This project contributed to the continual safe operation of one of the UK’s most critical pieces of infrastructure. It involved asset management at the marine terminal and devising capacity enhancement measures as part of the upgrade of existing berths to accommodate larger VLCC vessels.
Situated on Southampton Water, Fawley is the largest Oil Refinery in the UK and one of the most complex in Europe, processing around one-fifth of the UK’s daily crude oil requirement. The jetties at the 1.5km long marine terminal handle approximately 2,000 ship movements and 22 million tonnes of crude oil and other products every year.
Ramboll was appointed to provide a range of services to facilitate dredging to enable deeper draught vessels to berth.
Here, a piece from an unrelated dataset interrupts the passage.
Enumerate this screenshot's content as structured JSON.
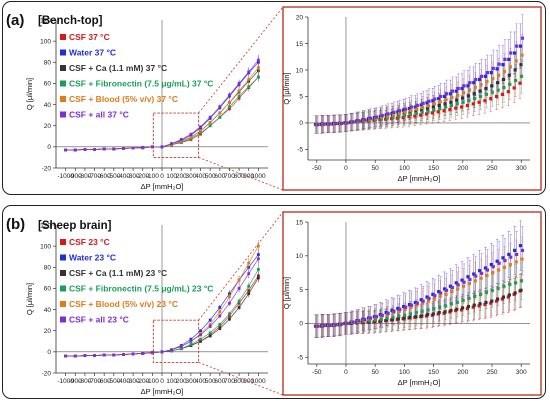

This involved a series of structural inspections and assessments of the jetties and fender systems at Berth 5 (the main berths that handles the import of crude oil), and the design of supplementary structures.
Structural inspection of the jetty and fender system
Condition inspections and structural assessments were followed by concept designs and preparation of a contract package to facilitate dredge deepening at Berth 5. Recommended improvements included a new fender system and the installation of a new toe skirt retaining wall to the base of the jetty to enable a deeper dredge pocket.
Full height inspection of the support piles (above and below water)
The structural assessment of Berth 5 involved assessing the geotechnical capabilities of the existing piles which support the berth and associated input into the feasibility study and scheme design for deepening the berth.
Supervising site investigations
Site investigation works on the live berth included seabed boreholes, certified pressure testing and non-destructive testing of the structure. Ramboll also provided assistance to the client in the procurement stages of the project and made recommendations on remedial works to extend the remaining life of the marine fuel transfer berths.
Detailed structural investigations and advanced non-linear finite element analysis
Detailed berthing analysis was used to accurately assess various elements of the marine terminal and justify extended life proposals. This included modelling and analysing the design for the new toe skirt retaining wall.
Although the area is heavily industrialised, it is a highly protected wetland site designated of international importance under the Ramsar Convention, and is a Special Area of Conservation (SAC).
Ramboll coordinated and designed surveys for benthic fauna, chemical and water sampling at intertidal and sub-tidal locations as well as saltmarsh and hydrocarbon sampling of foreshore.
The area survey included GIS interpretation of the extent of protected area of saltmarsh using aerial photography to determine status of the saltmarsh.